/Santander

top 7% solution for Santander Value Prediction Challenge

Primary LanguageJupyter Notebook

Santander Value Prediction (Leak Hunt) Challenge

top 7% solution for Santander Value Prediction Challenge

The original task of this competition is to predict the value of transactions for each potential customer. But the data provided is not a regular structure data has no column names. In the first month of this competition, kagglers were trying GBTs but no one got RMSLE less than 1.0. Then Giba who's rank 1st in kaggle global found that the data is a time series in both 2 dimensions, and this turns the competition into a leak hunt for the repeatable series hidden in the data.

Hunt for leaky Series

The straight way to find more leak was to extend Giba's series by brute force compute. Jiazhen Xi did a good job in this method. But it was obvious that one can not get good rank with only one series. So we tried many thing else.

T-SNE and Directions

I learnt to use tsne to find the series hidden from the forum but the results have no directions which means they are sets no series.

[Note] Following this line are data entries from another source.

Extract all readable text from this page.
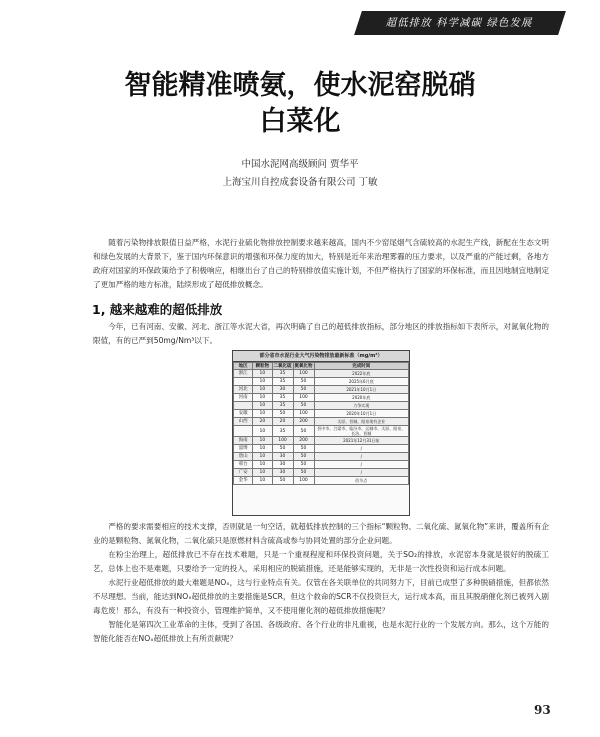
超低排放 科学减碳 绿色发展
智能精准喷氨，使水泥窑脱硝
白菜化
中国水泥网高级顾问 贾华平
上海宝川自控成套设备有限公司 丁敏

随着污染物排放限值日益严格，水泥行业硫化物排放控制要求越来越高，国内不少窑尾烟气含硫较高的水泥生产线，新配在生态文明和绿色发展的大背景下，鉴于国内环保意识的增强和环保力度的加大，特别是近年来治理雾霾的压力要求，以及严重的产能过剩，各地方政府对国家的环保政策给予了积极响应，相继出台了自己的特别排放值实施计划，不但严格执行了国家的环保标准，而且因地制宜地制定了更加严格的地方标准，陆续形成了超低排放概念。

1, 越来越难的超低排放

今年，已有河南、安徽、河北、浙江等水泥大省，再次明确了自己的超低排放指标，部分地区的排放指标如下表所示，对氮氧化物的限值，有的已严到50mg/Nm³以下。

部分省市水泥行业大气污染物排放最新标准（mg/m³）
地区	颗粒物	二氧化硫	氮氧化物	完成时间
浙江	10	35	100	2022年底
	10	35	50	2025年6月底
河北	10	30	50	2021年10月1日
河南	10	35	100	2020年底
	10	35	50	力争实现
安徽	10	50	100	2020年10月1日
山西	20	20	200	太原、晋城、阳泉现有企业
	10	35	50	晋中市、吕梁市、临汾市、运城市、太原、阳泉、长治、晋城
海南	10	100	200	2021年12月31日前
淄博	10	50	50	/
唐山	10	30	50	/
邢台	10	30	50	/
广安	10	30	50	/
金华	10	50	100	西节点

严格的要求需要相应的技术支撑，否则就是一句空话，就超低排放控制的三个指标“颗粒物、二氧化硫、氮氧化物”来讲，覆盖所有企业的是颗粒物、氮氧化物，二氧化硫只是原燃材料含硫高或参与协同处置的部分企业问题。

在粉尘治理上，超低排放已不存在技术难题，只是一个重视程度和环保投资问题，关于SO₂的排放，水泥窑本身就是很好的脱硫工艺，总体上也不是难题，只要给予一定的投入，采用相应的脱硫措施，还是能够实现的，无非是一次性投资和运行成本问题。

水泥行业超低排放的最大难题是NOₓ，这与行业特点有关。仅管在各关联单位的共同努力下，目前已成型了多种脱硝措施，但都依然不尽理想。当前，能达到NOₓ超低排放的主要措施是SCR，但这个救命的SCR不仅投资巨大，运行成本高，而且其脱硝催化剂已被列入剧毒危废！那么，有没有一种投资小，管理维护简单，又不使用催化剂的超低排放措施呢？

智能化是第四次工业革命的主体，受到了各国、各级政府、各个行业的非凡重视，也是水泥行业的一个发展方向。那么，这个万能的智能化能否在NOₓ超低排放上有所贡献呢？

93
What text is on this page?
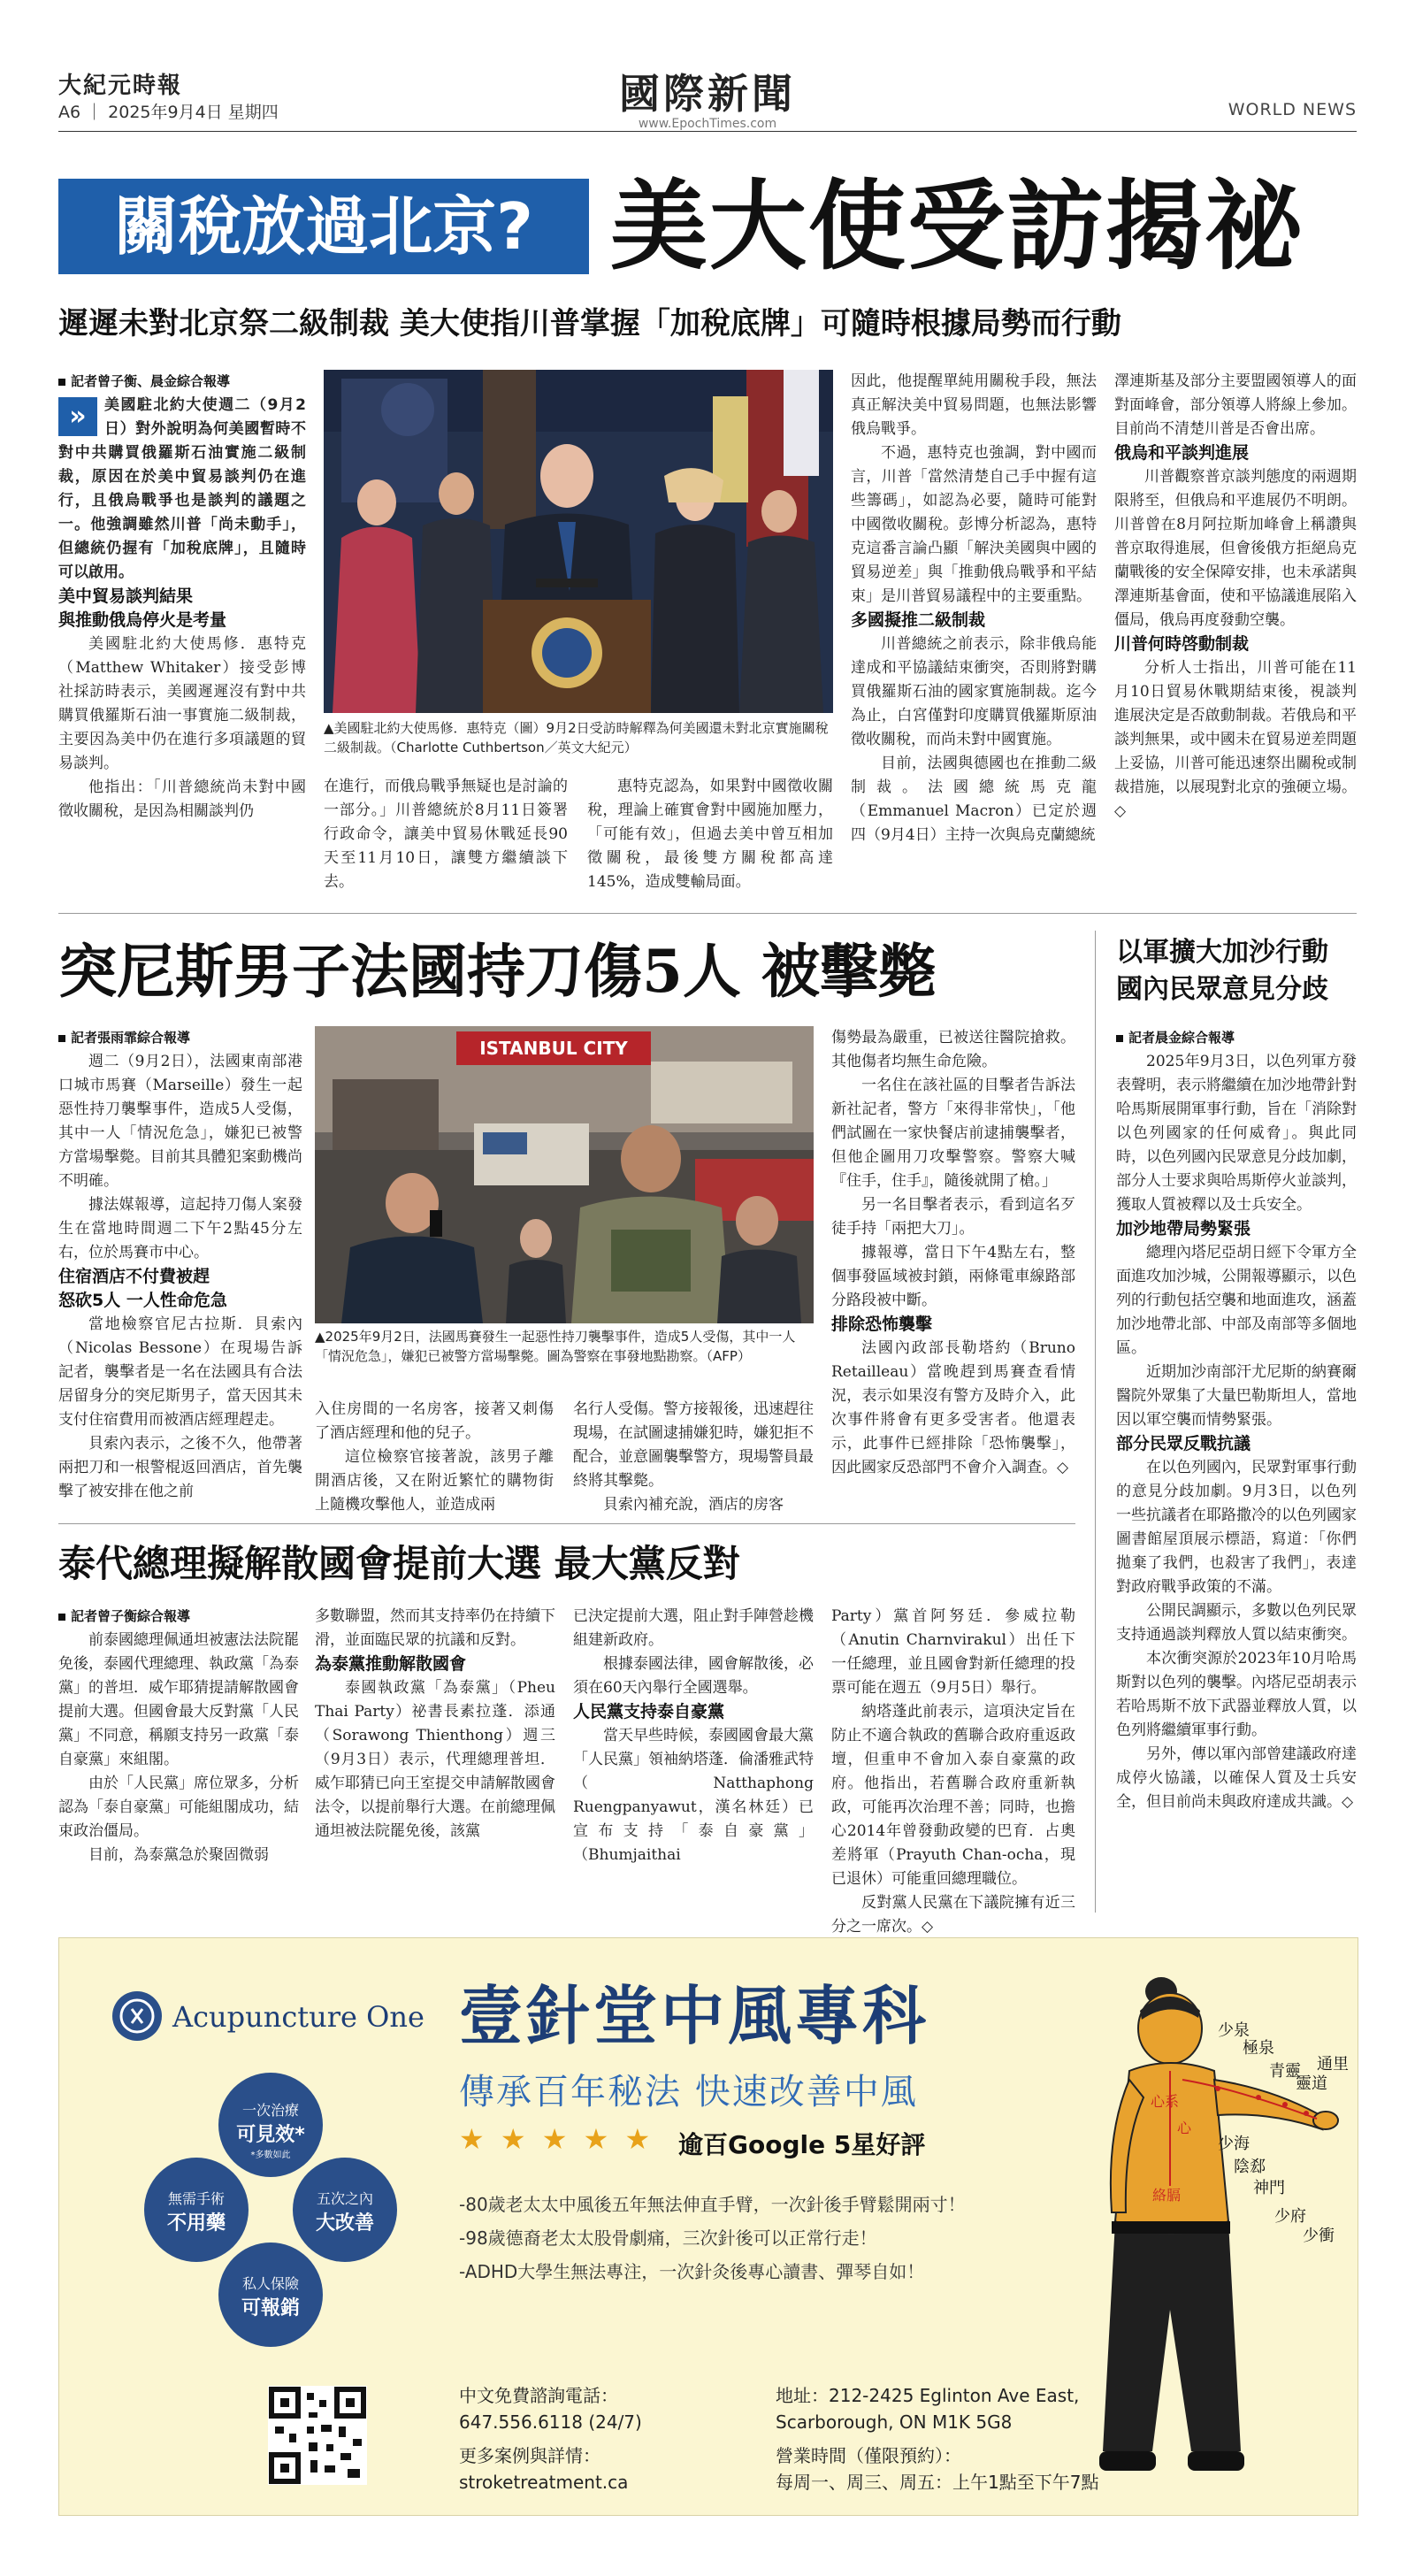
大紀元時報
A6 ｜ 2025年9月4日 星期四	國際新聞
www.EpochTimes.com
WORLD NEWS
關稅放過北京? 美大使受訪揭祕
遲遲未對北京祭二級制裁 美大使指川普掌握「加稅底牌」可隨時根據局勢而行動

記者曾子衡、晨金綜合報導

»	美國駐北約大使週二（9月2日）對外說明為何美國暫時不對中共購買俄羅斯石油實施二級制裁，原因在於美中貿易談判仍在進行，且俄烏戰爭也是談判的議題之一。他強調雖然川普「尚未動手」，但總統仍握有「加稅底牌」，且隨時可以啟用。

美中貿易談判結果
與推動俄烏停火是考量

美國駐北約大使馬修．惠特克（Matthew Whitaker）接受彭博社採訪時表示，美國遲遲沒有對中共購買俄羅斯石油一事實施二級制裁，主要因為美中仍在進行多項議題的貿易談判。

他指出：「川普總統尚未對中國徵收關稅，是因為相關談判仍

▲美國駐北約大使馬修．惠特克（圖）9月2日受訪時解釋為何美國還未對北京實施關稅二級制裁。（Charlotte Cuthbertson／英文大紀元）

在進行，而俄烏戰爭無疑也是討論的一部分。」川普總統於8月11日簽署行政命令，讓美中貿易休戰延長90天至11月10日，讓雙方繼續談下去。

惠特克認為，如果對中國徵收關稅，理論上確實會對中國施加壓力，「可能有效」，但過去美中曾互相加徵關稅，最後雙方關稅都高達145%，造成雙輸局面。

因此，他提醒單純用關稅手段，無法真正解決美中貿易問題，也無法影響俄烏戰爭。

不過，惠特克也強調，對中國而言，川普「當然清楚自己手中握有這些籌碼」，如認為必要，隨時可能對中國徵收關稅。彭博分析認為，惠特克這番言論凸顯「解決美國與中國的貿易逆差」與「推動俄烏戰爭和平結束」是川普貿易議程中的主要重點。

多國擬推二級制裁

川普總統之前表示，除非俄烏能達成和平協議結束衝突，否則將對購買俄羅斯石油的國家實施制裁。迄今為止，白宮僅對印度購買俄羅斯原油徵收關稅，而尚未對中國實施。

目前，法國與德國也在推動二級制裁。法國總統馬克龍（Emmanuel Macron）已定於週四（9月4日）主持一次與烏克蘭總統

澤連斯基及部分主要盟國領導人的面對面峰會，部分領導人將線上參加。目前尚不清楚川普是否會出席。

俄烏和平談判進展

川普觀察普京談判態度的兩週期限將至，但俄烏和平進展仍不明朗。川普曾在8月阿拉斯加峰會上稱讚與普京取得進展，但會後俄方拒絕烏克蘭戰後的安全保障安排，也未承諾與澤連斯基會面，使和平協議進展陷入僵局，俄烏再度發動空襲。

川普何時啓動制裁

分析人士指出，川普可能在11月10日貿易休戰期結束後，視談判進展決定是否啟動制裁。若俄烏和平談判無果，或中國未在貿易逆差問題上妥協，川普可能迅速祭出關稅或制裁措施，以展現對北京的強硬立場。◇

突尼斯男子法國持刀傷5人 被擊斃

記者張雨霏綜合報導

週二（9月2日），法國東南部港口城市馬賽（Marseille）發生一起惡性持刀襲擊事件，造成5人受傷，其中一人「情況危急」，嫌犯已被警方當場擊斃。目前其具體犯案動機尚不明確。

據法媒報導，這起持刀傷人案發生在當地時間週二下午2點45分左右，位於馬賽市中心。

住宿酒店不付費被趕
怒砍5人 一人性命危急

當地檢察官尼古拉斯．貝索內（Nicolas Bessone）在現場告訴記者，襲擊者是一名在法國具有合法居留身分的突尼斯男子，當天因其未支付住宿費用而被酒店經理趕走。

貝索內表示，之後不久，他帶著兩把刀和一根警棍返回酒店，首先襲擊了被安排在他之前

ISTANBUL CITY
▲2025年9月2日，法國馬賽發生一起惡性持刀襲擊事件，造成5人受傷，其中一人「情況危急」，嫌犯已被警方當場擊斃。圖為警察在事發地點勘察。（AFP）

入住房間的一名房客，接著又刺傷了酒店經理和他的兒子。

這位檢察官接著說，該男子離開酒店後，又在附近繁忙的購物街上隨機攻擊他人，並造成兩

名行人受傷。警方接報後，迅速趕往現場，在試圖逮捕嫌犯時，嫌犯拒不配合，並意圖襲擊警方，現場警員最終將其擊斃。

貝索內補充說，酒店的房客

傷勢最為嚴重，已被送往醫院搶救。其他傷者均無生命危險。

一名住在該社區的目擊者告訴法新社記者，警方「來得非常快」，「他們試圖在一家快餐店前逮捕襲擊者，但他企圖用刀攻擊警察。警察大喊『住手，住手』，隨後就開了槍。」

另一名目擊者表示，看到這名歹徒手持「兩把大刀」。

據報導，當日下午4點左右，整個事發區域被封鎖，兩條電車線路部分路段被中斷。

排除恐怖襲擊

法國內政部長勒塔約（Bruno Retailleau）當晚趕到馬賽查看情況，表示如果沒有警方及時介入，此次事件將會有更多受害者。他還表示，此事件已經排除「恐怖襲擊」，因此國家反恐部門不會介入調查。◇

以軍擴大加沙行動
國內民眾意見分歧

記者晨金綜合報導

2025年9月3日，以色列軍方發表聲明，表示將繼續在加沙地帶針對哈馬斯展開軍事行動，旨在「消除對以色列國家的任何威脅」。與此同時，以色列國內民眾意見分歧加劇，部分人士要求與哈馬斯停火並談判，獲取人質被釋以及士兵安全。

加沙地帶局勢緊張

總理內塔尼亞胡日經下令軍方全面進攻加沙城，公開報導顯示，以色列的行動包括空襲和地面進攻，涵蓋加沙地帶北部、中部及南部等多個地區。

近期加沙南部汗尤尼斯的納賽爾醫院外眾集了大量巴勒斯坦人，當地因以軍空襲而情勢緊張。

部分民眾反戰抗議

在以色列國內，民眾對軍事行動的意見分歧加劇。9月3日，以色列一些抗議者在耶路撒冷的以色列國家圖書館屋頂展示標語，寫道：「你們拋棄了我們，也殺害了我們」，表達對政府戰爭政策的不滿。

公開民調顯示，多數以色列民眾支持通過談判釋放人質以結束衝突。

本次衝突源於2023年10月哈馬斯對以色列的襲擊。內塔尼亞胡表示若哈馬斯不放下武器並釋放人質，以色列將繼續軍事行動。

另外，傳以軍內部曾建議政府達成停火協議，以確保人質及士兵安全，但目前尚未與政府達成共識。◇

泰代總理擬解散國會提前大選 最大黨反對

記者曾子衡綜合報導

前泰國總理佩通坦被憲法法院罷免後，泰國代理總理、執政黨「為泰黨」的普坦．威乍耶猜提請解散國會提前大選。但國會最大反對黨「人民黨」不同意，稱願支持另一政黨「泰自豪黨」來組閣。

由於「人民黨」席位眾多，分析認為「泰自豪黨」可能組閣成功，結束政治僵局。

目前，為泰黨急於聚固微弱

多數聯盟，然而其支持率仍在持續下滑，並面臨民眾的抗議和反對。

為泰黨推動解散國會

泰國執政黨「為泰黨」（Pheu Thai Party）祕書長素拉蓬．添通（Sorawong Thienthong）週三（9月3日）表示，代理總理普坦．威乍耶猜已向王室提交申請解散國會法令，以提前舉行大選。在前總理佩通坦被法院罷免後，該黨

已決定提前大選，阻止對手陣營趁機組建新政府。

根據泰國法律，國會解散後，必須在60天內舉行全國選舉。

人民黨支持泰自豪黨

當天早些時候，泰國國會最大黨「人民黨」領袖納塔蓬．倫潘雅武特（Natthaphong Ruengpanyawut，漢名林廷）已宣布支持「泰自豪黨」（Bhumjaithai

Party）黨首阿努廷．參威拉勒（Anutin Charnvirakul）出任下一任總理，並且國會對新任總理的投票可能在週五（9月5日）舉行。

納塔蓬此前表示，這項決定旨在防止不適合執政的舊聯合政府重返政壇，但重申不會加入泰自豪黨的政府。他指出，若舊聯合政府重新執政，可能再次治理不善；同時，也擔心2014年曾發動政變的巴育．占奧差將軍（Prayuth Chan-ocha，現已退休）可能重回總理職位。

反對黨人民黨在下議院擁有近三分之一席次。◇

Acupuncture One
一次治療
可見效*
*多數如此
無需手術
不用藥
五次之內
大改善
私人保險
可報銷
壹針堂中風專科
傳承百年秘法 快速改善中風
★ ★ ★ ★ ★ 逾百Google 5星好評
-80歲老太太中風後五年無法伸直手臂，一次針後手臂鬆開兩寸！
-98歲德裔老太太股骨劇痛，三次針後可以正常行走！
-ADHD大學生無法專注，一次針灸後專心讀書、彈琴自如！
中文免費諮詢電話：
647.556.6118 (24/7)
更多案例與詳情：
stroketreatment.ca
地址：212-2425 Eglinton Ave East,
Scarborough, ON M1K 5G8
營業時間（僅限預約）：
每周一、周三、周五：上午1點至下午7點
極泉
青靈
靈道
通里
少海
神門
少府
少衝
心系
心
絡膈
陰郄
少泉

I developed a algorithm to get the directions using the observation found in the data that the series should be visually like a inverted triangle shape in which the later columns and rows are shift from the previous ones. I found 16 valid series with right directions in this method. And it was a better result from the forum because those series do not have enough length to give in prediction.

Gready Search

The next question is to find the right combination from the 16 series to train a GBT. I used gready search that from the begining select only one series and train the model, then select the best series into the set, and repeat this procedure until there is no more series to be add which can decrease the RMSLE. Finnaly, I add a second pass which try to remove one series from the selections to get smaller RMSLE.

I didn't do ensemble nor stack because I've got only 10 days for this competition.

Results

It was lucky that I've learnt and tried many new things in this competition. But the kaggle platform made some mistake which take late submission into the private leaderboard. This caused a lot complaint but my rank didn't drop too much from that.